In the weeks since, Trump has become a fount of information, not all of it accurate, dispensed nearly daily from the White House briefing room podium to reporters he continues to blast as “fake news” and “terrible.” Trump and his allies have consistently slammed the “mainstream media” and raised doubts about experts at every level. This crisis is no different and yet the consequences could be even more dire.

“I wish we had a fair media in this country,” Trump told White House reporters on Tuesday at the same briefing in which he dismissed a report by the Department of Health and Human Services inspector general – the first internal government look at the response.

Based on a survey of 323 hospitals in 46 states and Puerto Rico, the assessment showed hospitals were facing a “severe” and “widespread” shortage of needed medical supplies, hampering the ability to test and respond to the coronavirus adequately and protect medical staff.

Instead of responding to a reporter’s question about the shortages, the President questioned the political leanings of the HHS inspector general herself and suggested the report’s conclusions were “political.”

Trump has continued to tout hydroxychloroquine, which has not been proven effective to treat coronavirus, despite Dr. Anthony Fauci, the nation’s top infectious disease expert and a member of his coronavirus task force, among others, consistently warning against taking the drug. Last weekend, the President even prevented Fauci from answering a question about the drug’s effectiveness against coronavirus.

The stakes for dismissing expertise are particularly high now – when lives are at stake.

What will we learn?

A lot needs to happen for this crisis to end, including implementation of a vigorous testing regime to identify and track new infections.

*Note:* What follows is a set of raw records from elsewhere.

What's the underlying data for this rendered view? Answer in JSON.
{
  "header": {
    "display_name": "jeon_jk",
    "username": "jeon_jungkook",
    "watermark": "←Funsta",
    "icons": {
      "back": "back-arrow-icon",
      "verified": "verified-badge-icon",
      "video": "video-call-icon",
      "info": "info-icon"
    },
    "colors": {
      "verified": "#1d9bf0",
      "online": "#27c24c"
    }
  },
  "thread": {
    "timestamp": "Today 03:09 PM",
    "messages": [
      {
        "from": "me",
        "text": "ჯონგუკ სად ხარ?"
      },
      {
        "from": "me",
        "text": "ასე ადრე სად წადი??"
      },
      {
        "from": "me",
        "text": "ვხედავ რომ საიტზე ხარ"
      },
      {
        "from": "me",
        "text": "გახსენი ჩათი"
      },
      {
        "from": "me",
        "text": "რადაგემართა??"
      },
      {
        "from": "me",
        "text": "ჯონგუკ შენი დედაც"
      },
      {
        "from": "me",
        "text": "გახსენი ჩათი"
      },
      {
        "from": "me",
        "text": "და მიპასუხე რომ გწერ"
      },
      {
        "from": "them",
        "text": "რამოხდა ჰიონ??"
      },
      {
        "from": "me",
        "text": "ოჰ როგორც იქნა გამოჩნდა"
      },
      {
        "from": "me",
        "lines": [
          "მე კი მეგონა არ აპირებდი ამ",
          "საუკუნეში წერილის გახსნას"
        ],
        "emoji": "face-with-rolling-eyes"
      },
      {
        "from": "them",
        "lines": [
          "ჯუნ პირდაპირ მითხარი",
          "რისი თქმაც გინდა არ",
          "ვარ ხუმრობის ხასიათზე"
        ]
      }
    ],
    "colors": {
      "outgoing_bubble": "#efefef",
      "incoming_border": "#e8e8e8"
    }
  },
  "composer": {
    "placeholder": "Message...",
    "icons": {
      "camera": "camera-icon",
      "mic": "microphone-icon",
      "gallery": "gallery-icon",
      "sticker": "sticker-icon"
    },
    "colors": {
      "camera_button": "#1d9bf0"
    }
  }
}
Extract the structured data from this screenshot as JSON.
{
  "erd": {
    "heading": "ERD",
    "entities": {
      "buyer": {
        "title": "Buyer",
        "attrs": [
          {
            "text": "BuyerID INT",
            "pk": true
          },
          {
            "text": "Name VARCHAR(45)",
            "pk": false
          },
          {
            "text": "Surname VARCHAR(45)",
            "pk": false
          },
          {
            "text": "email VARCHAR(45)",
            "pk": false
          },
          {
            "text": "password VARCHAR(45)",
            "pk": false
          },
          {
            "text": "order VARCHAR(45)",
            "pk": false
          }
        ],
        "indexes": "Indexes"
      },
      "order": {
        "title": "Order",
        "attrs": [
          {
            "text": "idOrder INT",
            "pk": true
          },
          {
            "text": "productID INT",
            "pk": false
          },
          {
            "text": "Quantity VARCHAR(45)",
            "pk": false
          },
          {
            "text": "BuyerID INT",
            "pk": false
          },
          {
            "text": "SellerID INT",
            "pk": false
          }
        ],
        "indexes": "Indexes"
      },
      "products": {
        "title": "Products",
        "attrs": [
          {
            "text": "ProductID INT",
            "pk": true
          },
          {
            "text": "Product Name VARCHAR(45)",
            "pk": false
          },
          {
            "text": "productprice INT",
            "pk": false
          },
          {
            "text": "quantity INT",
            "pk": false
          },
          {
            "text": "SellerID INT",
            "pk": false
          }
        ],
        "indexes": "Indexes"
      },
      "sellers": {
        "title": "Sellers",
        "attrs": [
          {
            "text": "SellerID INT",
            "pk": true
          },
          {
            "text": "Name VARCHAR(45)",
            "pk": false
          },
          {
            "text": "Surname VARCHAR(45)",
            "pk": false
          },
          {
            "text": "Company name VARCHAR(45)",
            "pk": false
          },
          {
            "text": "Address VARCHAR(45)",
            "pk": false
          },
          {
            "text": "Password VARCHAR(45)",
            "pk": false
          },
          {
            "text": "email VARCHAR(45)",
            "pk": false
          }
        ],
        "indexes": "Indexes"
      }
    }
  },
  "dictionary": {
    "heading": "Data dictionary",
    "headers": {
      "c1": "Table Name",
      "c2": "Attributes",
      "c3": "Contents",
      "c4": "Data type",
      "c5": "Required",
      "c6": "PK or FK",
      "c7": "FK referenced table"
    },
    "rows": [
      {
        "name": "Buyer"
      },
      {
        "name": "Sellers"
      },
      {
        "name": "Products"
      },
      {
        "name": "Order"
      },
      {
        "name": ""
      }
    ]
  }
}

But Americans have a big part to play in getting us to a post-coronavirus America — both in how we choose to act and what we choose to believe.

Can we bridge the partisan divides, address the inequality that characterize this current climate and get behind the idea that “We’re all in this together” by strictly adhering to stay-at-home orders? Or will mixed messages and confusion continue, particularly at the federal level?

And what about the future? Will this pandemic lead to changes to the way that the economy functions, with a stronger safety net for the low-income and the left-behind, including increased access to health care?

These debates will likely continue long after this is over. One thing most everyone with expertise agrees on? How this ends — and what we learn from it — will depend on us.